Pittari Transport owner Louis Pittari has purchased the Yarran Street building for an undisclosed sum and will lease it back to the club in a deal finalised on Friday.
The move follows last week’s shock announcement the Catholic Club Yoogali (CCY), one of the city’s most popular wedding venues, had entered into voluntary administration and would close on Monday.
The Hanwood Sports Club has had a high-profile battle with the banks and the tax office, carrying debts of almost $800,000 this time last year.
But the sale of the building to the Pittari family has all but wiped those debts and given the club a fresh chance at survival.
“It would have been a grim situation if Louis hadn’t come in; the bank would have closed us down in the next few months,” Hanwood Sports Club treasurer Chint Quarisa said.
“We are just so grateful to Louis. This means we can turn the corner and enter a new chapter in our history.”
Mr Pittari said the opportunity to support the Hanwood community and ensure the survival of the Hanwood Football Club was “worth the money”.
“The community of Hanwood has been good to me and this is a way we can repay them,” Mr Pittari said.
The club, which had a receiver appointed in November 2011 before an 11th hour rescue by members, has abandoned plans to subdivide a parcel of adjoining land to raise capital.
It has been given a five-year lease by the Pittaris with a further five-year option.

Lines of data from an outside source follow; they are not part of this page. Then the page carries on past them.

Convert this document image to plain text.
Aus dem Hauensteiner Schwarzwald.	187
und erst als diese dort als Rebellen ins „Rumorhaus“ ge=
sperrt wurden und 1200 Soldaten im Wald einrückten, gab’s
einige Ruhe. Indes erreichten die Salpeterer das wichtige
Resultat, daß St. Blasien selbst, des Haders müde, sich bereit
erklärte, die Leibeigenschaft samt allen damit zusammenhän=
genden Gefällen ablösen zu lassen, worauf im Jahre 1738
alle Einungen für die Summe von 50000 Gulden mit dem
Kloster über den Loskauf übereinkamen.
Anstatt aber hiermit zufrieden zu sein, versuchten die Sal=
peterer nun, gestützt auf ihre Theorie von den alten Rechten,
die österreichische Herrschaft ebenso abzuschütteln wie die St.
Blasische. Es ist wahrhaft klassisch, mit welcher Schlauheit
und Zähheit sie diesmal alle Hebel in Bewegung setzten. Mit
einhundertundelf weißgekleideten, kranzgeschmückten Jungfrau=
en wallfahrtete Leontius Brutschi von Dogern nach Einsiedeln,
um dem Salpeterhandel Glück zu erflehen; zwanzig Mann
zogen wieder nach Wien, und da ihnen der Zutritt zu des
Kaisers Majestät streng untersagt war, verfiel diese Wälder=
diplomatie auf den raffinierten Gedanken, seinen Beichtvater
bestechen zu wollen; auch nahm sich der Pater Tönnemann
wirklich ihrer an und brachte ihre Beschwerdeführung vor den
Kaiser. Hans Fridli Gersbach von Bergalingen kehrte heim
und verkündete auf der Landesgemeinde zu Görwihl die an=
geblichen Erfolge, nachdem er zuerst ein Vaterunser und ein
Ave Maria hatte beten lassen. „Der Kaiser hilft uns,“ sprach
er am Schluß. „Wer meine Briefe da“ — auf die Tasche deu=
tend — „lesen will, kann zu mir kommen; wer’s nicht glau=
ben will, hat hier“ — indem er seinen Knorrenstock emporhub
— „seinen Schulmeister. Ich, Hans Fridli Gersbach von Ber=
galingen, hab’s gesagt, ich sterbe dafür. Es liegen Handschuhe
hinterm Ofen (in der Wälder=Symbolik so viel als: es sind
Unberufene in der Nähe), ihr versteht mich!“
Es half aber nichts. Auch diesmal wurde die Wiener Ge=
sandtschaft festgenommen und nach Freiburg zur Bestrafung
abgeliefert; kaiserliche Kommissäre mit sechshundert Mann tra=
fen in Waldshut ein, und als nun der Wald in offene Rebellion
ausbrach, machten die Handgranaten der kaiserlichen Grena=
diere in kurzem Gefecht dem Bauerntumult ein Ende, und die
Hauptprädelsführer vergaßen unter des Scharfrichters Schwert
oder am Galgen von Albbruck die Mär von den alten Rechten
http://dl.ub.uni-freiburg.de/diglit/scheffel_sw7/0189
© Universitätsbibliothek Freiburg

A new board and a series of successful recent events, including a bumper Australia Day crowd, has reignited hopes the club will return to its glory days.
“It’s difficult; the big clubs are getting bigger and the small clubs are struggling,” Mr Quarisa said.
“Not only is patronage dropping off but our fixed costs like electricity, rates, insurance, maintenance and workers compensation are going up.
“The club just needs patronage but we’re confident we have the right board and right energy to get them here now.”
Meanwhile, Yenda Diggers Club appears to be trading its way out of the financial quicksand.
The small club’s $96,000 debt to the Australian Taxation Office has been cut to $36,000 in the past 12 months and president Dave Black was confident things were looking up.
“We’re rolling again to the point we’re making a little bit each week but you can’t take it for granted,” Mr Black said.
“We really need the community to continue to support the club.”